Em 1961, com um império estabelecido durante os anos dourados de Hollywood, Jessie e John Danz criaram um fundo que permitiu à Universidade de Washington organizar uma série de conferências proferidas por académicos com interesse em ciência e em filosofia. Algumas destas conferências foram depois transformadas em pequenos livros maravilhosos, com reflexões de Francis Crick, Jacquetta Hawkes, François Jacob ou Richard Feynman. Na sua conferência de 1963, com o modesto título “The Meaning of It All”, este último reflectiu sobre a natureza da ciência e o seu papel na sociedade.
Uma ideia central é a da dúvida e como esta está intimamente ligada à liberdade. Escreve Feynman: “Esta liberdade de duvidar é uma questão importante em ciência e, creio, também noutros campos. Nasceu de uma luta. Foi uma luta duvidar, não ter certezas. (….) [Como cientista] sinto a responsabilidade de proclamar o valor dessa liberdade e de ensinar que não devemos temer a dúvida, mas antes devemos acolhê-la como a possibilidade de um novo potencial para os seres humanos. Se sabemos que não temos a certeza, temos a possibilidade de melhorar a situação. Quero exigir esta liberdade para as gerações futuras”[1].
Este “não sei” como privilégio contrasta com duas ideias muitas vezes associadas à ciência. Primeiro, com a pesada “dúvida existencial” (do só sei que nada sei), ao trazer liberdade: não saber é bom, porque nos permite a leveza da procura e a alegria da descoberta. É um “não sei, mas quero poder procurar”. A segunda, é a ideia de que a ciência se faz de respostas, de aplicações, de soluções. Esta ciência faz-se de perguntas e o caminho é tão ou mais importante do que a chegada.
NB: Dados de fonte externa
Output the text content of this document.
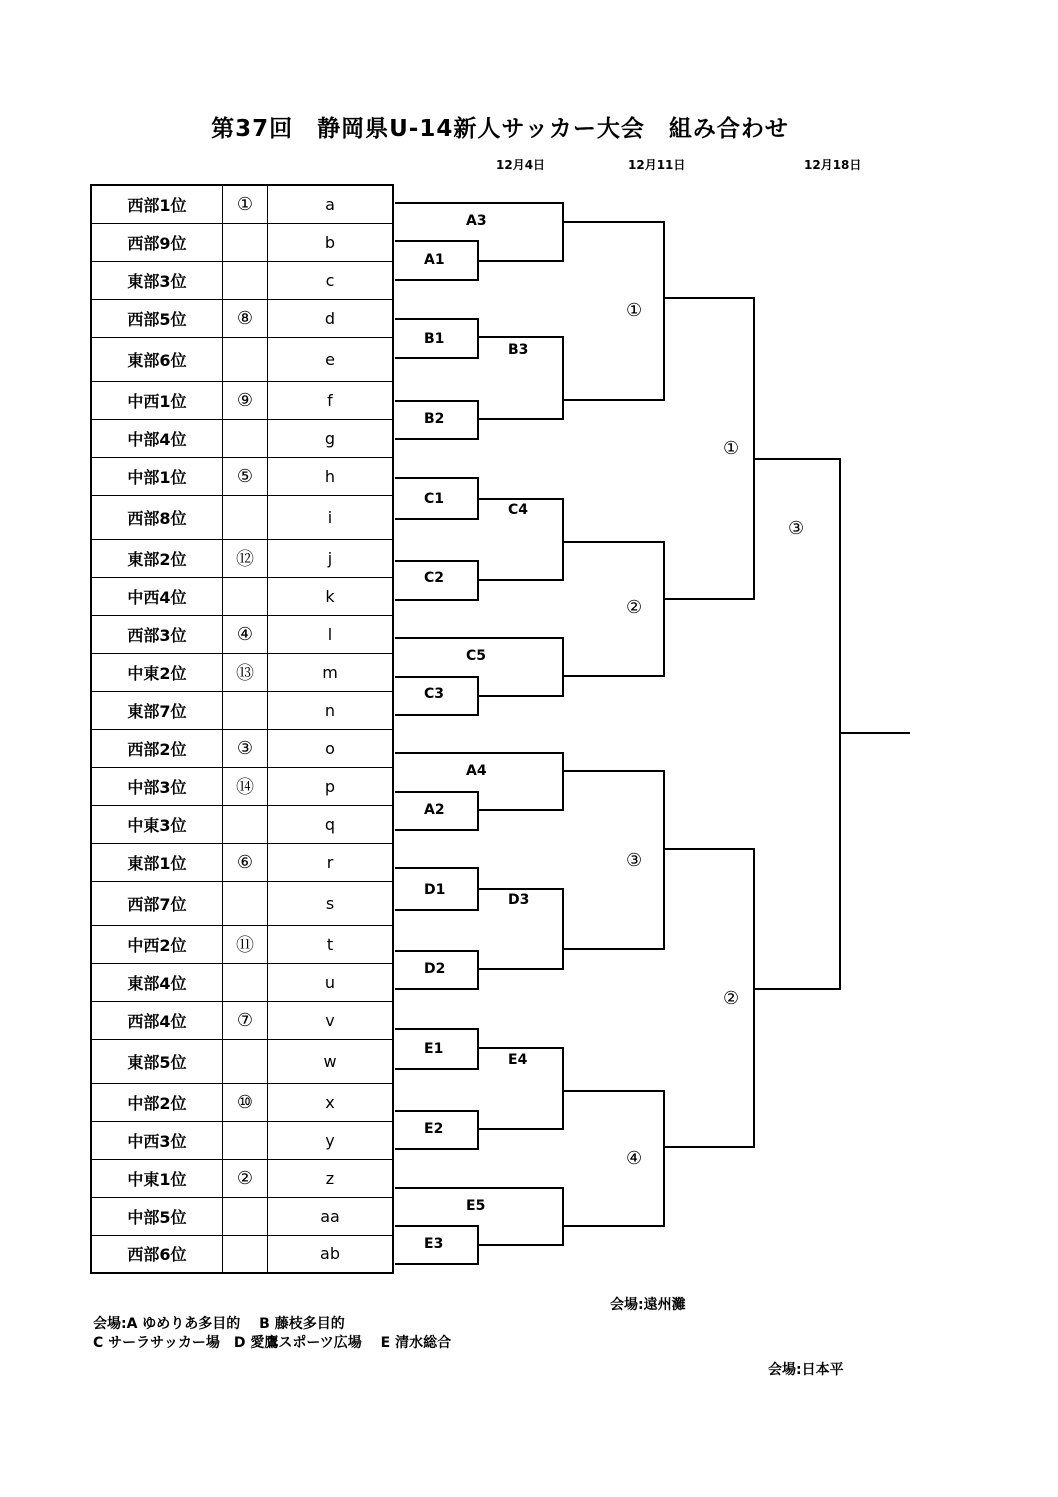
第37回　静岡県U-14新人サッカー大会　組み合わせ
12月4日	12月11日	12月18日
西部1位	①	a
西部9位		b
東部3位		c
西部5位	⑧	d
東部6位		e
中西1位	⑨	f
中部4位		g
中部1位	⑤	h
西部8位		i
東部2位	⑫	j
中西4位		k
西部3位	④	l
中東2位	⑬	m
東部7位		n
西部2位	③	o
中部3位	⑭	p
中東3位		q
東部1位	⑥	r
西部7位		s
中西2位	⑪	t
東部4位		u
西部4位	⑦	v
東部5位		w
中部2位	⑩	x
中西3位		y
中東1位	②	z
中部5位		aa
西部6位		ab
A3
A1
B1
B3
B2
C1
C4
C2
C5
C3
A4
A2
D1
D3
D2
E1
E4
E2
E5
E3
①
②
③
④
①
②
③
会場:遠州灘
会場:A ゆめりあ多目的　 B 藤枝多目的
C サーラサッカー場　D 愛鷹スポーツ広場　 E 清水総合
会場:日本平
Uma ideia semelhante encontra-se no discurso de aceitação da prémio Nobel da Literatura Wislawa Szymborska, mais de 30 anos depois, em 1996: “A inspiração não é privilégio exclusivo de poetas ou de artistas em geral. Há, houve e sempre haverá um certo grupo de pessoas que a inspiração visita.[2] É composto por todos aqueles que conscientemente escolheram a sua vocação e fazem o seu trabalho com amor e imaginação. (…) Uma revoada de novas questões emerge de cada problema que eles resolvem. Qualquer que seja a inspiração, ela nasce de um contínuo «não sei». (…) Por isso valorizo tanto acurta frase «não sei». É pequena, mas voa com asas poderosas. Ela expande as nossas vidas para incluir os espaços dentro de nós, bem como os espaços externos em que a nossa minúscula Terra está suspensa.”[3]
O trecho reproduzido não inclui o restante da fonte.